Hoje que é de dia de lembrar, de maneira muito especial, os nossos mortos, mando-vos em primeira mão o testemunho de Ana Paula Ferreira, filha do nosso camarada, o cabo Ferreira, carinhosamente conhecido como o cabo 14... A Ana Ferreira, que eu não conheço pessoalmente, é professora e, além disso, é membro da nossa tertúlia, uma das poucas mulheres, de resto, que têm enviado os seus escritos para o nosso blogue.

É mais um testemunho puro e duro de alguém, de nós, da nossa tertúlia, a quem a guerra dói, ainda dói, e continuará a doer... Emocionou-me o seu testemunho e transmiti-lhe isso, a par do convite para aparecer num próxmo encontro da nossa tertúlia: todos gostaríamos, seguramente, de a poder conhecer.

3. Texto de Ana Ferreira (2):


"Quando regressei estava convencido que ia ser fácil esquecer, mas não foi", diz o José Teixeira (3). Acredito. Não o foi para o José nem para ninguém. Não o foi para os que lá estiveram , de facto, nem para os que viveram esta guerra, através dos que amavam.

Nos primeiros tempos, ainda eu não era nascida, sei que o meu pai acordava banhado em suores frios, gritando. Achava que ainda estava lá..... a minha mãe não conseguia perceber as palavras que proferia..... falava a língua de lá, que nós aqui não chegámos a aprender.

Anos depois contava-nos os episódios mais pitorescos... o riso das hienas, o banho de mar surpreendido por alguns tubarões curiosos... e depois a voz ficava grave e soturna quando se lembrava dos amigos com quem tinha partilhado tudo e que não tinham voltado. A fome, a sede, a falta de dinheiro, os aerogramas para a minha noiva querida, as ladaínhas repetidas sem vontade nem coragem de contar a verdade.

Era o silêncio que mais custava ouvir-lhe, era quando se calava que mais doía. A todos. Tenho pena que não tivesse dinheiro e não tivesse fugido para fora; tenho pena que tivesse que pactuar com algo tão errado; tenho pena que ele próprio achasse que já não havia retorno; apesar da guerra ser errada, a lealdade para com os amigos falava mais alto.

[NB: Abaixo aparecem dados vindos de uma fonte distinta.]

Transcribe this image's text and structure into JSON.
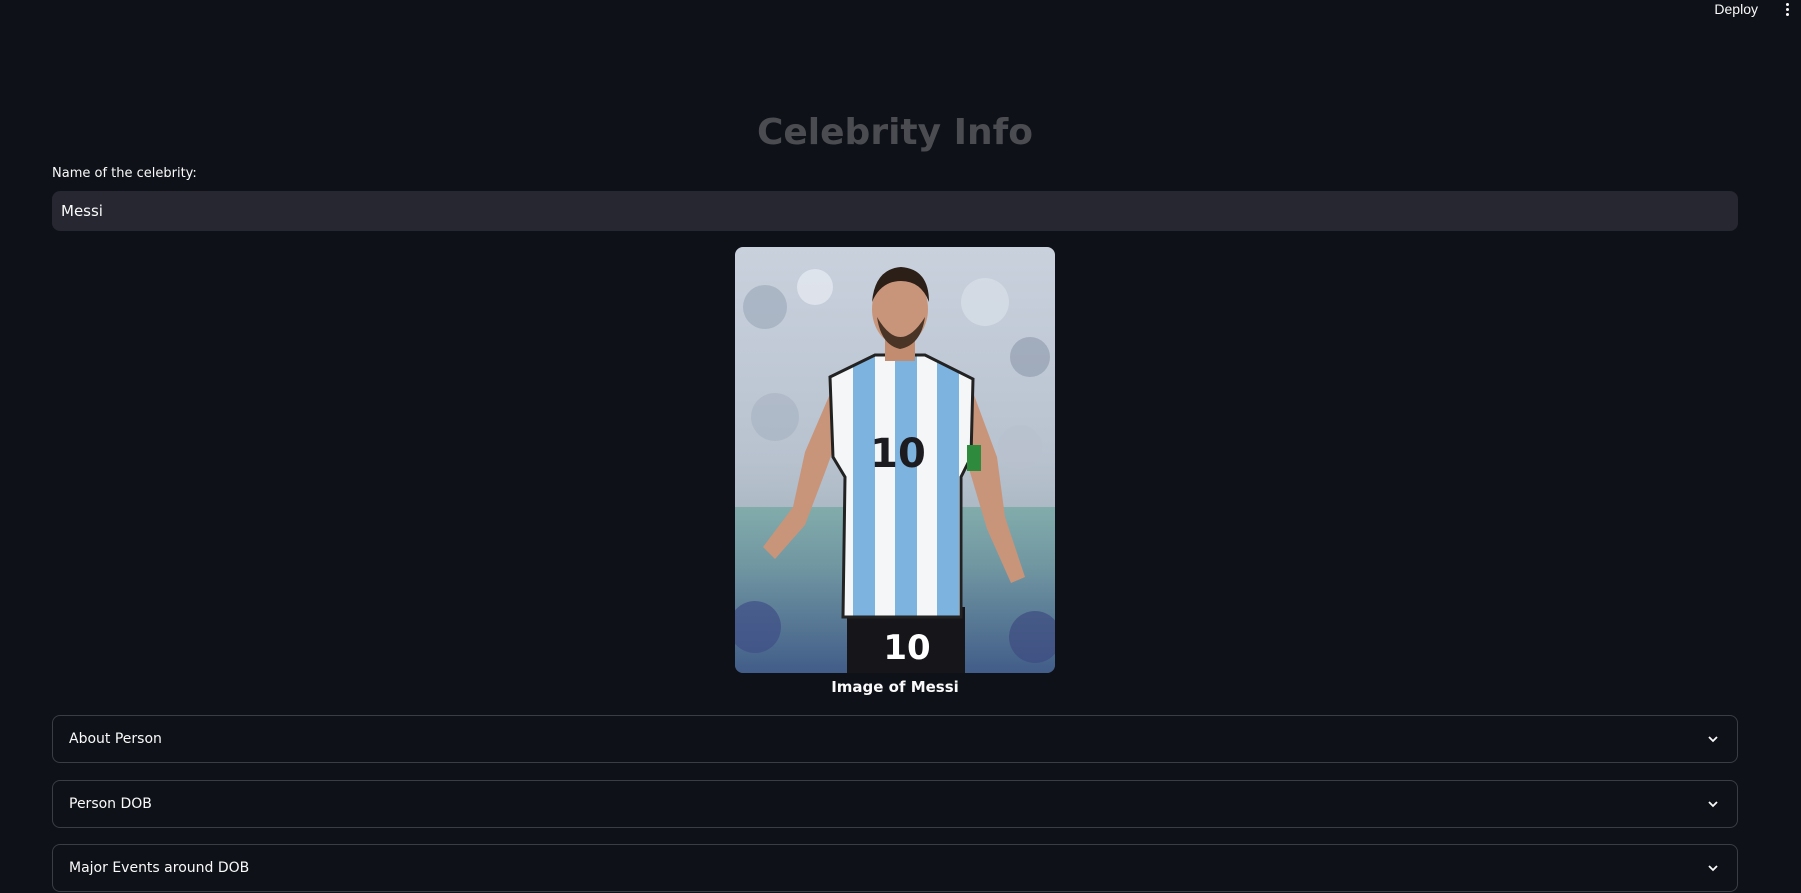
{
  "header": {
    "deploy_label": "Deploy",
    "menu_icon": "kebab-menu-icon"
  },
  "main": {
    "title": "Celebrity Info",
    "name_field": {
      "label": "Name of the celebrity:",
      "value": "Messi"
    },
    "image": {
      "caption": "Image of Messi"
    },
    "expanders": [
      {
        "label": "About Person",
        "icon": "chevron-down-icon"
      },
      {
        "label": "Person DOB",
        "icon": "chevron-down-icon"
      },
      {
        "label": "Major Events around DOB",
        "icon": "chevron-down-icon"
      }
    ]
  },
  "colors": {
    "background": "#0e1117",
    "input_bg": "#262730",
    "title": "#4a4c52",
    "text": "#fafafa",
    "border": "#3a3d46"
  }
}
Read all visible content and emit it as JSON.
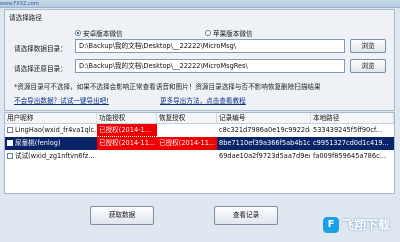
{
  "window": {
    "title": "",
    "watermark_top": "www.FXXZ.com"
  },
  "source_group": {
    "title": "请选择路径",
    "radio_android": "安卓版本微信",
    "radio_ios": "苹果版本微信",
    "data_dir_label": "请选择数据目录：",
    "data_dir_value": "D:\\Backup\\我的文档\\Desktop\\__22222\\MicroMsg\\",
    "restore_dir_label": "请选择还原目录：",
    "restore_dir_value": "D:\\Backup\\我的文档\\Desktop\\__22222\\MicroMsgRes\\",
    "browse_label": "浏览",
    "note": "*资源目录可不选择，如果不选择会影响正常查看语音和图片！资源目录选择与否不影响恢复删除扫描结果",
    "link_how_export": "不会导出数据？试试一键导出吧!",
    "link_more_methods": "更多导出方法，点击查看教程"
  },
  "table": {
    "columns": [
      "用户昵称",
      "功能授权",
      "恢复授权",
      "记录编号",
      "本地路径"
    ],
    "rows": [
      {
        "nickname": "LingHao(wxid_fr4va1qlc...",
        "func_auth": "已授权(2014-1...",
        "restore_auth": "",
        "record": "c8c321d7986a0e19c9922da70...",
        "path": "533439245f5ff90cf...",
        "selected": false
      },
      {
        "nickname": "尿童桃(fenlog)",
        "func_auth": "已授权(2014-11...",
        "restore_auth": "已授权(2014-11...",
        "record": "8be7110ef39a366f5ab4b1c86b...",
        "path": "c9951327cd0d1c419...",
        "selected": true
      },
      {
        "nickname": "试试(wxid_zg1nftvn6fz...",
        "func_auth": "",
        "restore_auth": "",
        "record": "69dae10a2f9723d5aa7d9eccc7...",
        "path": "fa009f859645a786c...",
        "selected": false
      }
    ]
  },
  "buttons": {
    "fetch": "获取数据",
    "view": "查看记录"
  },
  "watermark": {
    "badge": "F",
    "text": "飞翔下载"
  }
}
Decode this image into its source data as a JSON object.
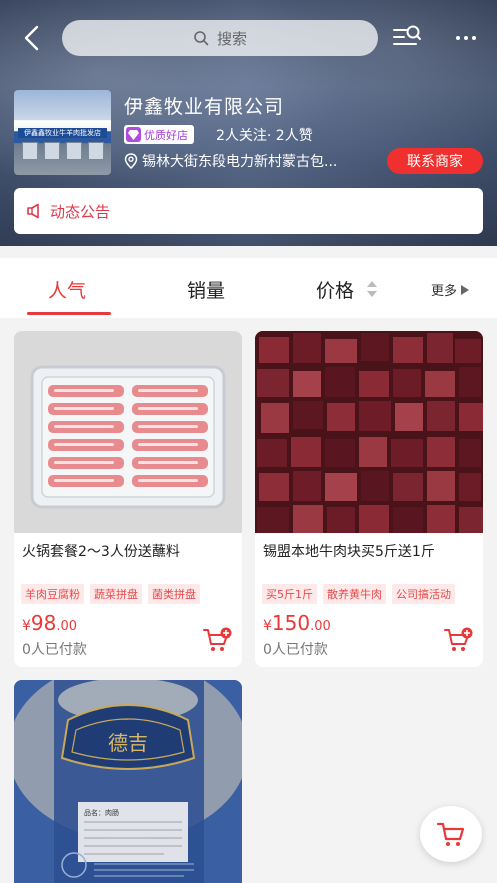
{
  "header": {
    "search_placeholder": "搜索",
    "colors": {
      "accent": "#e8393a",
      "button": "#f0302e",
      "good_shop": "#b04be0"
    }
  },
  "shop": {
    "photo_sign": "伊鑫鑫牧业牛羊肉批发店",
    "name": "伊鑫牧业有限公司",
    "badge": "优质好店",
    "follow_text": "2人关注· 2人赞",
    "address": "锡林大街东段电力新村蒙古包...",
    "contact_label": "联系商家",
    "notice_label": "动态公告"
  },
  "tabs": [
    {
      "label": "人气",
      "active": true
    },
    {
      "label": "销量",
      "active": false
    },
    {
      "label": "价格",
      "active": false
    },
    {
      "label": "更多",
      "active": false
    }
  ],
  "products": [
    {
      "title": "火锅套餐2～3人份送蘸料",
      "tags": [
        "羊肉豆腐粉",
        "蔬菜拼盘",
        "菌类拼盘"
      ],
      "price_symbol": "¥",
      "price_int": "98",
      "price_dec": ".00",
      "sold": "0人已付款",
      "image": "frozen-lamb-slices"
    },
    {
      "title": "锡盟本地牛肉块买5斤送1斤",
      "tags": [
        "买5斤1斤",
        "散养黄牛肉",
        "公司搞活动"
      ],
      "price_symbol": "¥",
      "price_int": "150",
      "price_dec": ".00",
      "sold": "0人已付款",
      "image": "beef-cubes"
    },
    {
      "image": "packaged-meat",
      "package_text": "德吉",
      "label_text": "品名：肉肠"
    }
  ]
}
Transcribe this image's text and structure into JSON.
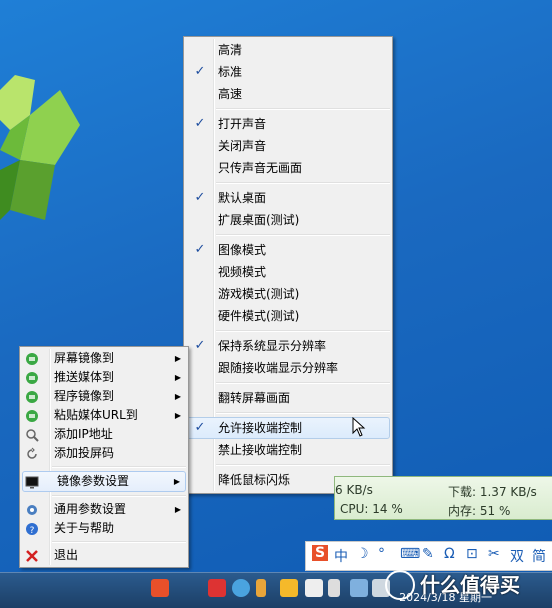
{
  "submenu": {
    "groups": [
      [
        {
          "label": "高清",
          "checked": false
        },
        {
          "label": "标准",
          "checked": true
        },
        {
          "label": "高速",
          "checked": false
        }
      ],
      [
        {
          "label": "打开声音",
          "checked": true
        },
        {
          "label": "关闭声音",
          "checked": false
        },
        {
          "label": "只传声音无画面",
          "checked": false
        }
      ],
      [
        {
          "label": "默认桌面",
          "checked": true
        },
        {
          "label": "扩展桌面(测试)",
          "checked": false
        }
      ],
      [
        {
          "label": "图像模式",
          "checked": true
        },
        {
          "label": "视频模式",
          "checked": false
        },
        {
          "label": "游戏模式(测试)",
          "checked": false
        },
        {
          "label": "硬件模式(测试)",
          "checked": false
        }
      ],
      [
        {
          "label": "保持系统显示分辨率",
          "checked": true
        },
        {
          "label": "跟随接收端显示分辨率",
          "checked": false
        }
      ],
      [
        {
          "label": "翻转屏幕画面",
          "checked": false
        }
      ],
      [
        {
          "label": "允许接收端控制",
          "checked": true
        },
        {
          "label": "禁止接收端控制",
          "checked": false
        }
      ],
      [
        {
          "label": "降低鼠标闪烁",
          "checked": false
        }
      ]
    ]
  },
  "mainmenu": {
    "items": [
      {
        "label": "屏幕镜像到",
        "icon": "mirror-icon",
        "submenu": true
      },
      {
        "label": "推送媒体到",
        "icon": "mirror-icon",
        "submenu": true
      },
      {
        "label": "程序镜像到",
        "icon": "mirror-icon",
        "submenu": true
      },
      {
        "label": "粘贴媒体URL到",
        "icon": "mirror-icon",
        "submenu": true
      },
      {
        "label": "添加IP地址",
        "icon": "magnifier-icon",
        "submenu": false
      },
      {
        "label": "添加投屏码",
        "icon": "refresh-icon",
        "submenu": false
      },
      {
        "label": "镜像参数设置",
        "icon": "monitor-icon",
        "submenu": true
      },
      {
        "label": "通用参数设置",
        "icon": "gear-icon",
        "submenu": true
      },
      {
        "label": "关于与帮助",
        "icon": "help-icon",
        "submenu": false
      },
      {
        "label": "退出",
        "icon": "close-icon",
        "submenu": false
      }
    ]
  },
  "netmon": {
    "upload": "6 KB/s",
    "download": "下载: 1.37 KB/s",
    "cpu": "CPU: 14 %",
    "mem": "内存: 51 %"
  },
  "ime": {
    "items": [
      "S",
      "中",
      "☽",
      "°",
      "⌨",
      "✎",
      "Ω",
      "⊡",
      "✂",
      "双",
      "简"
    ]
  },
  "taskbar": {
    "clock": "2024/3/18 星期一",
    "watermark": "什么值得买"
  }
}
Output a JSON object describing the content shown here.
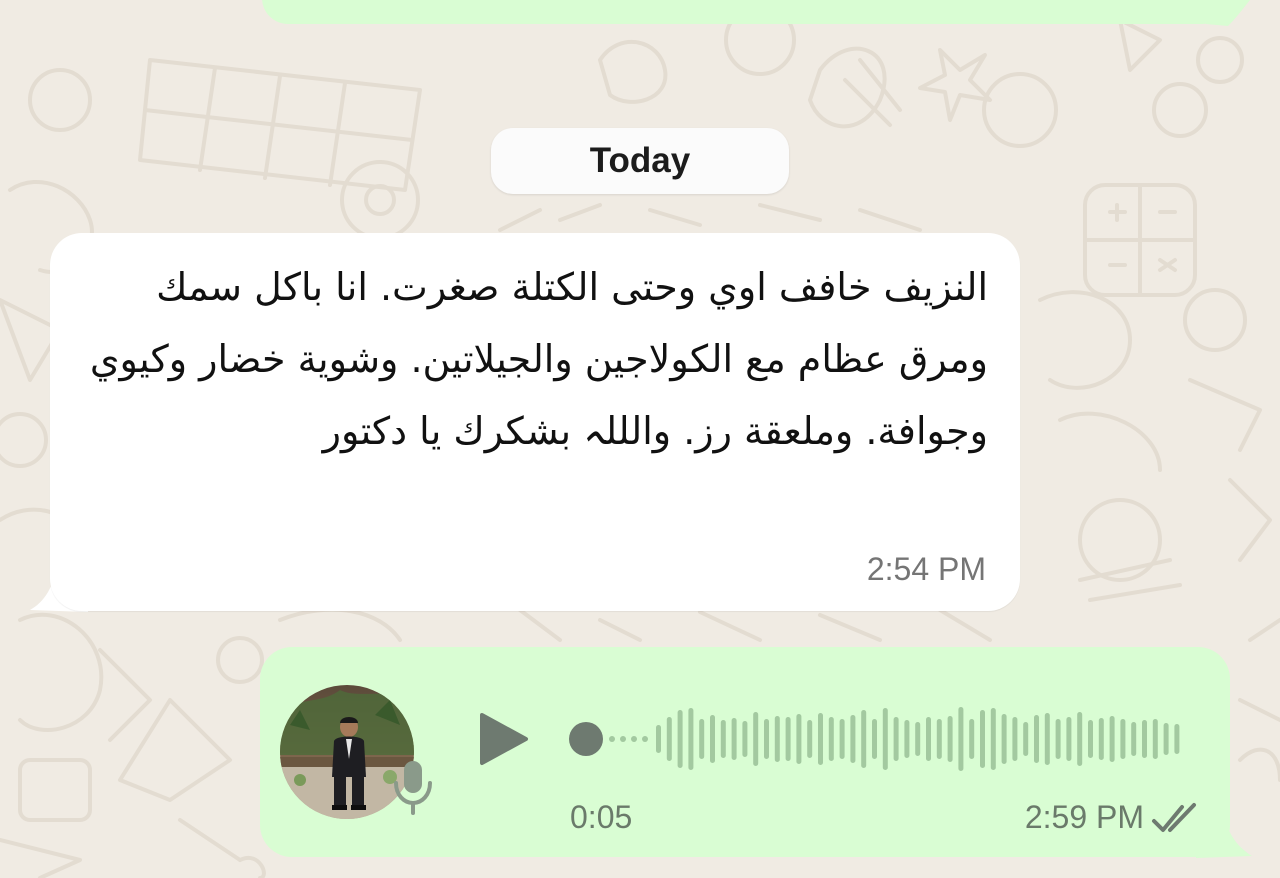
{
  "date_chip": {
    "label": "Today"
  },
  "incoming_message": {
    "text": "النزيف خافف اوي وحتى الكتلة صغرت. انا باكل سمك ومرق عظام مع الكولاجين والجيلاتين. وشوية خضار وكيوي وجوافة. وملعقة رز. والللہ بشكرك يا دكتور",
    "time": "2:54 PM"
  },
  "voice_message": {
    "duration": "0:05",
    "time": "2:59 PM",
    "status": "read",
    "progress": 0,
    "icons": {
      "play": "play-icon",
      "mic": "microphone-icon",
      "status": "double-check-icon"
    }
  },
  "colors": {
    "wallpaper": "#f0ebe3",
    "doodle": "#e3dcd1",
    "incoming_bubble": "#ffffff",
    "outgoing_bubble": "#d9fdd3",
    "waveform": "#a3c9a0",
    "play": "#6e7a70",
    "timestamp": "#757575"
  }
}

Um dia chamaram o seu nome. Chamaram o seu nome para uma curta viagem a Portugal. A Lisboa. Mas foi outro que embarcou. A sua incorrecção com superiores tinha desfeito o prémio do louvor "com indómita coragem...blah, blah , blah". Indómita, significaria na altura, a adrenalina que vem da certeza da morte demasiado próxima. Daí a vontade de ir para o mato. Tantos já lá haviam ficado, porque não ele?...

Pequeno e franzino mas sempre livre, mesmo sem o saber desafiava o destino, os superiores , a estupidez da guerra. Trouxe fotografias que desafiam a moral, a sanidade, a ética. Trouxe histórias que arrepiam. Sendo apenas um miúdo, revolta-me.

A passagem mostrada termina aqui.